China has a prototype station in orbit and plans to launch the core module of a follow-on outpost in 2018. Two laboratory modules would follow in 2020 and 2022.
Congress has banned the US space agency NASA from direct collaborations or partnerships with China, primarily due to concerns about technology transfer. China does have scientists participating in the station's premier experiment, the Alpha Magnetic Spectrometer particle detector.
The US-Chinese relationship is among the thornier issues facing leaders of 32 space agencies, who also discussed robotic exploration of the solar system, detecting potentially threatening asteroids, expanding commercial space ventures and other initiatives.
In parallel space policy summit, hosted for the first time by the US Department of State, Deputy Secretary William Burns said on Thursday that countries should make space exploration "a shared global priority."
"Despite the many pressures, challenges and urgent priorities facing the United States at home and abroad, our commitment to space exploration is only growing stronger," Burns said.

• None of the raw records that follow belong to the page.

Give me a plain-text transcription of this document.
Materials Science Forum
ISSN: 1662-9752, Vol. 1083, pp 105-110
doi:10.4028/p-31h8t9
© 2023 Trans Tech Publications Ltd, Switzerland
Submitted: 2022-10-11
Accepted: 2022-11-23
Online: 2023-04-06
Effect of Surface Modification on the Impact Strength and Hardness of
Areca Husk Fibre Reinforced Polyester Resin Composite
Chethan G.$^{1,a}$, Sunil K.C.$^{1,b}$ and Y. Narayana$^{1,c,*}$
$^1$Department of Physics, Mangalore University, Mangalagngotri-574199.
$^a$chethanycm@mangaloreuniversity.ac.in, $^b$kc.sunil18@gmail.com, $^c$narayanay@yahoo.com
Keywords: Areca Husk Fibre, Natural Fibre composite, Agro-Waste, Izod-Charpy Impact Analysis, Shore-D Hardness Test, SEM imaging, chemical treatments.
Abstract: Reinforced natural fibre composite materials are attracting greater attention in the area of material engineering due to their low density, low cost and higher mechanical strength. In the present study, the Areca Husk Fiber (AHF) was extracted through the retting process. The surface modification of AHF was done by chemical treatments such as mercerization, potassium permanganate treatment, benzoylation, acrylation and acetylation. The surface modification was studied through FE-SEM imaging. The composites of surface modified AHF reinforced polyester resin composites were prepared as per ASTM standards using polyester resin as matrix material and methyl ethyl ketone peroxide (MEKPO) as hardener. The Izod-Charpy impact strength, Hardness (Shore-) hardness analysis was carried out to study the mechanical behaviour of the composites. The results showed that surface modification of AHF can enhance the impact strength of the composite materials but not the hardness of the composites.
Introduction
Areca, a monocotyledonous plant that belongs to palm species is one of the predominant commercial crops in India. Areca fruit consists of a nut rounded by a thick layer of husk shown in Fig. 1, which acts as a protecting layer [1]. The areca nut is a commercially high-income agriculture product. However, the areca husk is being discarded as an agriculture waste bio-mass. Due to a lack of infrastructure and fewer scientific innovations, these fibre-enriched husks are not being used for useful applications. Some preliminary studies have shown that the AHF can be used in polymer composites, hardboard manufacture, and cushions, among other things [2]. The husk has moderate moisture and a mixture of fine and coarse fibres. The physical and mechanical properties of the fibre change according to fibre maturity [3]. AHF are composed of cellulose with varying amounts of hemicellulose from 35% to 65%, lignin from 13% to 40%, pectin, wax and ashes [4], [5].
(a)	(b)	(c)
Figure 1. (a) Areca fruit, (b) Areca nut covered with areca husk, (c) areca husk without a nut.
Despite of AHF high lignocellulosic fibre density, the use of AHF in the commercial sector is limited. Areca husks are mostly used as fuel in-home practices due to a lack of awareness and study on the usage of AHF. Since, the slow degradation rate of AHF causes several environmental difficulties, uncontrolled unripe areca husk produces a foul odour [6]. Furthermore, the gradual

The conferences also addressed expanding space programs in developing countries as a way to create new business opportunities, as well as serve educational purposes.
"Our emphasis ... is mostly on applications," Seidu Oneilo Mohammed, director general of Nigeria's National Space Research and Development Agency, told reporters at a press conference on Friday.
In addition to more communication satellites, "our concern is feeding our people, creating jobs and eliminating poverty. That relies more and more .. on agricultural management," he said.
Follow-on studies from the conferences are expected to generate specific initiatives in robotic exploration of the solar system, planetary protection, human spaceflight, asteroid mining, space-based solar power systems and other areas.